With the country fast approaching an ageing society, raising the retirement age for civil servants was unavoidable for the Thai government.
On Tuesday, Prime Minister Prayut Chan-o-cha's cabinet finally approved a regulation extending the retirement age from the current compulsory 60 for all civil servants who reach that age in the next fiscal year. The exact age extension is still being debated but previous studies by the now-defunct National Reform Steering Committee overseeing social issues and the Office of the Civil Service Commission (OCSC) suggested a new retirement age of 63 with implementation coming in phases.
According to the National Statistical Office, Thailand will be a fully fledged ageing society in 2021, with 20% of the population aged over 60. Currently, there are 13 million people aged over 60 in the country. Concerns over a workforce shortfall as a result of the demographic imbalance were a major reason for the extension proposal. It is in line with a new trend where businesses are openly trying to recruit people aged over 60.
Many will see the cabinet decision to raise the retirement age as proactive. A number of studies also suggest increasing the retirement age to 65 is possible if employers attach importance to teaching new skills.
The OCSC will be obliged to amend a few laws, especially those on pensions and benefits, to match the new age limit when it is decided.
Moreover, in order to minimise the impact on new recruitments as well as regular promotion processes, raising the retirement age will be limited to positions involving academic or technical fields, not those at the top of the administrative hierarchy. It remains unclear how this will be translated into practice as the process will be conducted step by step with the full effect apparent in six years.
As the state is moving at full speed to deal with the labour shortage, it must also be aware that there is a pressing need to make state services leaner but also increase their efficiency.

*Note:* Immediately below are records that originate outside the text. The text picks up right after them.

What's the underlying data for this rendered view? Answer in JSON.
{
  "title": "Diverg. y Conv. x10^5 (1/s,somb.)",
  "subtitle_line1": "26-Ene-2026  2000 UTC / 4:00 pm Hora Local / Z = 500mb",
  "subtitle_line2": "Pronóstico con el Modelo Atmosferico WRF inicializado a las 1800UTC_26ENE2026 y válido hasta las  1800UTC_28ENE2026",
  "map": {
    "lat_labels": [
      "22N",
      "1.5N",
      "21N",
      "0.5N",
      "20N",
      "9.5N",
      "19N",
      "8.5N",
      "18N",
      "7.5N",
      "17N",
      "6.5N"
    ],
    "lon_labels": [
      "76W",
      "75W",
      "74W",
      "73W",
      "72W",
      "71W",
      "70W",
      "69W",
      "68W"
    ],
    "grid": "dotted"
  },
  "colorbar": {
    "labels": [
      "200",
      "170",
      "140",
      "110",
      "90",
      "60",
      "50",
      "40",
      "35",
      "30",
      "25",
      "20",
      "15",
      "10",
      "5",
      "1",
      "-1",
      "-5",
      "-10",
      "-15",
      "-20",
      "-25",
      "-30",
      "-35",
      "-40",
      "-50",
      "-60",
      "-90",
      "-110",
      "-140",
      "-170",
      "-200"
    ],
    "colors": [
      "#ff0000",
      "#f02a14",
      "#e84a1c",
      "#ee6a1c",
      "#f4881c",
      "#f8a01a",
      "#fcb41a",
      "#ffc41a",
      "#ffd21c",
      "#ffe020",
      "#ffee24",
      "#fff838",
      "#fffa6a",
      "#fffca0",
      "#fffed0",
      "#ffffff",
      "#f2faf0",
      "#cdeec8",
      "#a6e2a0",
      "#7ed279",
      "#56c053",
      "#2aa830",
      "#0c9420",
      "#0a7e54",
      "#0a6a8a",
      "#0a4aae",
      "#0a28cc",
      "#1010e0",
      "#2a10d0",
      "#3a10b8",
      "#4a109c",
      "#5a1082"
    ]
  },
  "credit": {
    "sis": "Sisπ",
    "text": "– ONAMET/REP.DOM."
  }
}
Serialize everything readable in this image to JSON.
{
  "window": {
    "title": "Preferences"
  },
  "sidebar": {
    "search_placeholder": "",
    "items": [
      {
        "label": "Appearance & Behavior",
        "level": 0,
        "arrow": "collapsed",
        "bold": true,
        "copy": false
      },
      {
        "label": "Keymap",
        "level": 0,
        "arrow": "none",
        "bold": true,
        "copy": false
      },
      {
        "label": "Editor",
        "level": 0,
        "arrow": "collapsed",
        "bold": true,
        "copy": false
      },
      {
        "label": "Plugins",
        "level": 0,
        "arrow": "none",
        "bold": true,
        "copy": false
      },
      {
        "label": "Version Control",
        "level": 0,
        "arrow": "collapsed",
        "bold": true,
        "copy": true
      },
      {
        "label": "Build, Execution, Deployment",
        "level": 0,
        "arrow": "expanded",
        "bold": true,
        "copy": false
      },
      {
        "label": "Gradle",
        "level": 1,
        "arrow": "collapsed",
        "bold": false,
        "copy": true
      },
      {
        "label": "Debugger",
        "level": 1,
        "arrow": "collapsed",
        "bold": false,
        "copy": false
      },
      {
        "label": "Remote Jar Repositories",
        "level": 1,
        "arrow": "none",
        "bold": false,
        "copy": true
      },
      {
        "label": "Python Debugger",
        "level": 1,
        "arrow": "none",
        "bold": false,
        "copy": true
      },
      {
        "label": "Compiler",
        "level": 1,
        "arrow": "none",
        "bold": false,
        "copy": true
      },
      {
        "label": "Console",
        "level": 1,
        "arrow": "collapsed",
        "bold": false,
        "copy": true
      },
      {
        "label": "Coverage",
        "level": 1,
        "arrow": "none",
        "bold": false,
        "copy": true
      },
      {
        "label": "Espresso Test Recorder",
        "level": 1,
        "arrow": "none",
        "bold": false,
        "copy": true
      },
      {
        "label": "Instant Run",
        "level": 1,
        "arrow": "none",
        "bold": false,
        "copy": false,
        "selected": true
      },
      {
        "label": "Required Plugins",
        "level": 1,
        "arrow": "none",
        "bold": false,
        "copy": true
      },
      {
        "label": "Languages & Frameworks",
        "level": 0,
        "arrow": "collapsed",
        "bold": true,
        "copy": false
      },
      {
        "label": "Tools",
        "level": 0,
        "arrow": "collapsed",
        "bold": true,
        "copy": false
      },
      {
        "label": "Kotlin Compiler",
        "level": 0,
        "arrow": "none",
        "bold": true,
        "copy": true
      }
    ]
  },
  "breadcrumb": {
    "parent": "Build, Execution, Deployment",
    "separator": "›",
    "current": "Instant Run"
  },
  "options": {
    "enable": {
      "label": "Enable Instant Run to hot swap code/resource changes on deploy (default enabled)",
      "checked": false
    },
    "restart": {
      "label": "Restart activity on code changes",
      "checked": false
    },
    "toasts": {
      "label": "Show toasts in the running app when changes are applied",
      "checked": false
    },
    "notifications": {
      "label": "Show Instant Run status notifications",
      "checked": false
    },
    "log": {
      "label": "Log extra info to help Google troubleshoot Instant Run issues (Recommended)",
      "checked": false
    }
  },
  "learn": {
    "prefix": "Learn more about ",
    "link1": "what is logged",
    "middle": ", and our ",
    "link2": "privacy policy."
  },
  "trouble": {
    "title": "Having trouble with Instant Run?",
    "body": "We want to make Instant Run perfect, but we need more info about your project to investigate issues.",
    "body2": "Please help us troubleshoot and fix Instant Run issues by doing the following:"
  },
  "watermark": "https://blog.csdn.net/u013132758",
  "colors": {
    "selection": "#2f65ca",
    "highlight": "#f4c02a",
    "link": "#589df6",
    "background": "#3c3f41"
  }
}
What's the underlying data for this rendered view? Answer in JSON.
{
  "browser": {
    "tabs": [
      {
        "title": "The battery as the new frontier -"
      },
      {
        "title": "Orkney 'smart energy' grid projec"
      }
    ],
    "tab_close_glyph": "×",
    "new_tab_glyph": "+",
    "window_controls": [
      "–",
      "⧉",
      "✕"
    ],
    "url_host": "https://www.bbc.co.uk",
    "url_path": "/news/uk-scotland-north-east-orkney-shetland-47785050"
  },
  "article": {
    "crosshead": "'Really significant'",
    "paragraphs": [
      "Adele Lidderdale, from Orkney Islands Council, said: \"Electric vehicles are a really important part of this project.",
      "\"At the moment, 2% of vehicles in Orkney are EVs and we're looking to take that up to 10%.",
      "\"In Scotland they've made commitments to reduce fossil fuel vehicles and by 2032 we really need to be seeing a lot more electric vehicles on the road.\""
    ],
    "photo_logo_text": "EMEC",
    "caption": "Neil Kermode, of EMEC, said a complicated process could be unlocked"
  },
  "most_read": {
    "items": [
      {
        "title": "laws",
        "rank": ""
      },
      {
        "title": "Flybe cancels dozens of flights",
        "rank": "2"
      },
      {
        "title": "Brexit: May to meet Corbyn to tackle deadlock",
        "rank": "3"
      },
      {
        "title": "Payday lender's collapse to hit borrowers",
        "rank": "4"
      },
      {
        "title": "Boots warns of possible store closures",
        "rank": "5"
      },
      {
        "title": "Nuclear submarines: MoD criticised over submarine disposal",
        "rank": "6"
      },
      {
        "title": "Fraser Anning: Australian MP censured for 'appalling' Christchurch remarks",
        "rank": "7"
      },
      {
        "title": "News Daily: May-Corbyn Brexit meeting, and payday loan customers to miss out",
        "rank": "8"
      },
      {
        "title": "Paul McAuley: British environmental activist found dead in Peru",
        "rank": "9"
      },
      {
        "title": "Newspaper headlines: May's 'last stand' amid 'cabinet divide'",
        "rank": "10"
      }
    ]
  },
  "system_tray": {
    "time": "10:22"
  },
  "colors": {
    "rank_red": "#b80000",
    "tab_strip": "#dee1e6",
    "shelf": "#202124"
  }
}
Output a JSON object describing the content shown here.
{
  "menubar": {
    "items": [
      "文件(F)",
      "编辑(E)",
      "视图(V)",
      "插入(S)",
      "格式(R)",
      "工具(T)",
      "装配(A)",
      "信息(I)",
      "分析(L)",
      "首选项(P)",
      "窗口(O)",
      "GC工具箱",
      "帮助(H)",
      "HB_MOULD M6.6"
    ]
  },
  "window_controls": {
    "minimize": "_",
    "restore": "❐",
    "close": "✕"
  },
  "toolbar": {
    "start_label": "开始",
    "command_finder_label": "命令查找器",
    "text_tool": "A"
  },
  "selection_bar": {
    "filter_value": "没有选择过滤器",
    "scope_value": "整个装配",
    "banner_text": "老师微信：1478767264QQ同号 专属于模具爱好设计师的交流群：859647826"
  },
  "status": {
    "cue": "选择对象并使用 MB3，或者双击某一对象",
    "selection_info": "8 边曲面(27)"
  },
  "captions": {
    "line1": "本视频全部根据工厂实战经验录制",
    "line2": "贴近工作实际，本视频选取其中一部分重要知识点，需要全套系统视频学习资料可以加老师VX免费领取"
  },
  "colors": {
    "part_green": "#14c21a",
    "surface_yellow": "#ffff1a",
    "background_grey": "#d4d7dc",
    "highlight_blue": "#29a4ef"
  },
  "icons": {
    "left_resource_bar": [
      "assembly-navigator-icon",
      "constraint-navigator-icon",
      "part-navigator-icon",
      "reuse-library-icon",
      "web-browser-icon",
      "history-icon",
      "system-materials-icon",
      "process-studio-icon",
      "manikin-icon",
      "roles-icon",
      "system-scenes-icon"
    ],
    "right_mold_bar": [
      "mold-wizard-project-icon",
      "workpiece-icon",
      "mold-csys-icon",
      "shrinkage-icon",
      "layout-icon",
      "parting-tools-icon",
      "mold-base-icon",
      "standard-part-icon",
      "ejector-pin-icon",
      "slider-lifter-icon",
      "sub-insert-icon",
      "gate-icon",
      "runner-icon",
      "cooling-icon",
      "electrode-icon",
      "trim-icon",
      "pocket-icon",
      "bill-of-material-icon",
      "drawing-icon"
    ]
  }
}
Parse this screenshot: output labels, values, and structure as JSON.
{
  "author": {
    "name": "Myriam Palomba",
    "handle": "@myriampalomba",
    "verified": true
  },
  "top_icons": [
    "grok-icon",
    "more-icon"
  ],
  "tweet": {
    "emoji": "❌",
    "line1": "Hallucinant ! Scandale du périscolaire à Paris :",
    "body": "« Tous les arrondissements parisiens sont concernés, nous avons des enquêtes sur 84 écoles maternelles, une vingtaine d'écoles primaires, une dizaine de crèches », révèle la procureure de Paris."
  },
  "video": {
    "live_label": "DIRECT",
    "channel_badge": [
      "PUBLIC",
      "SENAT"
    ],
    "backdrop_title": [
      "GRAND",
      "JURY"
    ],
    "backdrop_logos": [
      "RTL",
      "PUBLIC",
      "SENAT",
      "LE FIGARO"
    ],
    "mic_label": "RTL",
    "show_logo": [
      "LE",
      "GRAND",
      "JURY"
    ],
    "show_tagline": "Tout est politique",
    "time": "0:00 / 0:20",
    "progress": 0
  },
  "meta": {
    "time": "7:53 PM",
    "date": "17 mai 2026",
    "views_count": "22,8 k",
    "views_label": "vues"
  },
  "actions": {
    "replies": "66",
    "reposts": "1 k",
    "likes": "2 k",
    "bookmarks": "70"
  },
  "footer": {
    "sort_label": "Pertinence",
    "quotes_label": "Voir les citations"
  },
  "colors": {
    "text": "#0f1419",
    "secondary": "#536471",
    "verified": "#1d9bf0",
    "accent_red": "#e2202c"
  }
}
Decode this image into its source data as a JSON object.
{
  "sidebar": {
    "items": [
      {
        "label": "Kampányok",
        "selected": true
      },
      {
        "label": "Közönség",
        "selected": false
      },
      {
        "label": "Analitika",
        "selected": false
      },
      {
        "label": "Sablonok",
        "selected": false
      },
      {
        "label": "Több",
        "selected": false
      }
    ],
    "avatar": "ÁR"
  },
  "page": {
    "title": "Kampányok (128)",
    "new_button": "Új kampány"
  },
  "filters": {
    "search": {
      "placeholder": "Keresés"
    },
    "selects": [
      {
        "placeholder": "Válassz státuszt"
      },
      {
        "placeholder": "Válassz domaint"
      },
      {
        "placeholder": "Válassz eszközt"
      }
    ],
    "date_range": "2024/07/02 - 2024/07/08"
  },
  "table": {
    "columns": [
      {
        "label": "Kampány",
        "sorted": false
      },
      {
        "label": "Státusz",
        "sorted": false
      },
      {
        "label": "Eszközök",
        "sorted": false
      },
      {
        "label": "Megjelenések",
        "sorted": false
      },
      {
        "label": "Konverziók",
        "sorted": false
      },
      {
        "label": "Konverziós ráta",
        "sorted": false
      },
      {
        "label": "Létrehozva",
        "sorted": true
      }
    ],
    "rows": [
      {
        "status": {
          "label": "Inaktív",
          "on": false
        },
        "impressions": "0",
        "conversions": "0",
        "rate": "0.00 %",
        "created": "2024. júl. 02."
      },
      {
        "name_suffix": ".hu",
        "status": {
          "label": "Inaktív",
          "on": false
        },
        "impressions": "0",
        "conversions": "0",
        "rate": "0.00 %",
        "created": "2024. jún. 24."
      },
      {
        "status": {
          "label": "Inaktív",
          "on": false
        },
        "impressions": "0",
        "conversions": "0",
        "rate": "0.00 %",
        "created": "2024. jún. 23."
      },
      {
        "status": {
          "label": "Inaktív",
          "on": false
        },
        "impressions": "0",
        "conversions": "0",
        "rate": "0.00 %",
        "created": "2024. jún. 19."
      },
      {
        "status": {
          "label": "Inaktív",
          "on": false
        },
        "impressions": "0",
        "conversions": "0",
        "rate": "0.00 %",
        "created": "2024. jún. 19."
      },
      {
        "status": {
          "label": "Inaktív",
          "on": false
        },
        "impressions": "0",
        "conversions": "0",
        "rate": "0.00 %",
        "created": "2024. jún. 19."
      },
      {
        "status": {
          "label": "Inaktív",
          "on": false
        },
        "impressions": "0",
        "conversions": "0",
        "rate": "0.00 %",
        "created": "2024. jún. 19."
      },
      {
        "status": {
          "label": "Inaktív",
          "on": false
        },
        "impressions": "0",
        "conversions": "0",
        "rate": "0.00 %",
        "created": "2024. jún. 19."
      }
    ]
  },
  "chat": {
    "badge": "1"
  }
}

At 340,800 strong, the civil service is considered too bulky and most of the time state officials are occupied in augmenting bureaucratic red-tape, which is hardly avoidable when most, if not all, decisions are centralised. Under such circumstances, lack of efficiency is an issue for several state agencies, while the salaries of government officials take a big chunk out of the national budget.
It is well known that bureaucratic reform pushed more than a decade ago by then prime minister Thaksin Shinawatra was only half-hearted, if not a farce.
It's high time the OCSC confronts the issue. Before the new compulsory retirement age fully takes effect, it must see to it that the civil service is downsized while incompetent officers are weeded out. This requires serious appraisal and evaluations of those in civil service in order for the system to keep those with ability.
To begin with, the OCSC must ensure that the new retirement age is not automatically applied to every official. On the contrary, only those who demonstrate ability should be kept on with all the appraisal processes conducted straightforwardly.